Both the Galaxy S8 and Galaxy S8 Plus will ship with Samsung’s Exynos 8895 chipset in most regions and they come with 4gb of RAM and 64gb of storage. There’s also an upgraded eight-megapixel front-facing camera and a 12-megapixel rear camera. The iris-scanning biometric technology seen in the Note 7 is retained, while the fingerprint scanner has been shifted to the back of the phone.

The devices, which are available to pre-order in Ireland, also comes with more rounded corners, supposedly to give them a better ergonomic feel and help make one-handed use of the device easier.

Improved assistant

One new notable feature is a dedicated button for Bixby, Samsung’s answer to Siri. The new artificial-intelligence assistant is designed to let the phone respond more naturally to voice commands. Samsung says Bixby is smart enough to process incomplete commands and also be contextually aware and a demo of it shows it is relatively straightforward to do tasks such as create new photo albums without raising a finger.

“Bixby provides new ways to interact with your phone. Interfaces are often built for search, ecommerce or navigation of operating systems but ours is multi-modal and meant to work across voice, text, vision and so on,” according to a Samsung spokesman at the demo held in London earlier in the week.

The Galaxy S8 and S8 Plus sport fast-charging 3,000mAh and 3,500mAh batteries, and the microUSB has been replaced by USB type C. The devices come in a number of new colours including midnight black, arctic silver and orchid gray.

Among the accessories included with the new S8 is the Desktop Experience Station, or DeX, a dock that the smartphone sits in that essentially allows the device to be used through a monitor as a desktop PC. To coincide with the new devices there is also a radically improved design for the Gear 360, which sees the introduction of true 4K video and 360-degree content capture.

Note 7 disaster

There is plenty to like about the S8 but whether it will be enough to win back consumers frightened away by the Note 7 disaster, which has cost the company more than $5 billion, remains to be seen.

The South Korean company faces increased competition from the likes of Huawei, which have been quick to capitalise on Samsung's recent misfortune. Its biggest rival remains Apple, which edged out Samsung as the world's largest smartphone maker in the fourth quarter for the first time in two years.

Apple is preparing to mark the 10th anniversary of the launch of the iPhone with a new device later this year and expectations are that it will be going all out to wow, given the occasion and the fact its recent releases have been underwhelming.

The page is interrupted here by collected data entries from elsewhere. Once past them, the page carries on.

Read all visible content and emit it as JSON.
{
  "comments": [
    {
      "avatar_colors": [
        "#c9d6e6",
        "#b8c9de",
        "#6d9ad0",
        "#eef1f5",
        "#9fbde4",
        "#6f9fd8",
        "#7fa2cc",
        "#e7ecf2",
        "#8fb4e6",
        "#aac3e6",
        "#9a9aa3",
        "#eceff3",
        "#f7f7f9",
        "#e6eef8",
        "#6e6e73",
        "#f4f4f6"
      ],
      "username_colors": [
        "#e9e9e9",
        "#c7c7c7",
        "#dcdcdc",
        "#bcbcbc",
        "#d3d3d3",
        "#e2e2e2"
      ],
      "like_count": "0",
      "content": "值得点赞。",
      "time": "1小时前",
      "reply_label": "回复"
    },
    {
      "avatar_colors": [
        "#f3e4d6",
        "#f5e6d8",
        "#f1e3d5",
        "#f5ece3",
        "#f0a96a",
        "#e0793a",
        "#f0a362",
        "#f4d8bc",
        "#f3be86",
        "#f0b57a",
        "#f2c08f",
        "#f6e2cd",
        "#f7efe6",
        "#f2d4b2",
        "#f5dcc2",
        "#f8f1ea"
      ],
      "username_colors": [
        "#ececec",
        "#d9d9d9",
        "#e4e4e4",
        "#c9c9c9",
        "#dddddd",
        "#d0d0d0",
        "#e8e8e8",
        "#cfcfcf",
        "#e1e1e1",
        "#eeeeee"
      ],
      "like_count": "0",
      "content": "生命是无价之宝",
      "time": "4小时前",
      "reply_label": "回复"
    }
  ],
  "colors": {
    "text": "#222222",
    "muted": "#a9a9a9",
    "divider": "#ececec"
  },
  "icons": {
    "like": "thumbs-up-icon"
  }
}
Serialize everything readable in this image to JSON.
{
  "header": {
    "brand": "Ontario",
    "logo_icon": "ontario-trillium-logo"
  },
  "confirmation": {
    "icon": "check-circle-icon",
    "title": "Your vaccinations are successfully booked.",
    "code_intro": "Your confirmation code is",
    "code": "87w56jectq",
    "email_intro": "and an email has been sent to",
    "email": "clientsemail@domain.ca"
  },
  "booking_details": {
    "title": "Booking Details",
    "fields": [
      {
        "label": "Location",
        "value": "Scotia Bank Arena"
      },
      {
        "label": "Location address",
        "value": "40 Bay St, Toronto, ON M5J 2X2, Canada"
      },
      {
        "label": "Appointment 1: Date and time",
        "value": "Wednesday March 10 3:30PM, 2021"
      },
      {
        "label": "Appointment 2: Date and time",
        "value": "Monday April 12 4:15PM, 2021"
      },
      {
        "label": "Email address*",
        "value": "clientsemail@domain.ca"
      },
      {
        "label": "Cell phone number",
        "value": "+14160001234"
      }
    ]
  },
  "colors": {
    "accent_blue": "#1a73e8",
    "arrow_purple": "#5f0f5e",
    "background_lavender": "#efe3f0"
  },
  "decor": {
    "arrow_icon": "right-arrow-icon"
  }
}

It may be a case of all’s well that ends well for the Note 7, meanwhile with news this week that Samsung looks set to start selling refurbished versions of the smartphones in South Korea this summer. However, in something of a cruel coincidence and hopefully not a bad omen, one of its outlets in Singapore caught fire earlier this week.

Samsung will no doubt be hoping the Galaxy 8 launch will not be seen as the time the company chose to go out in a blaze of glory.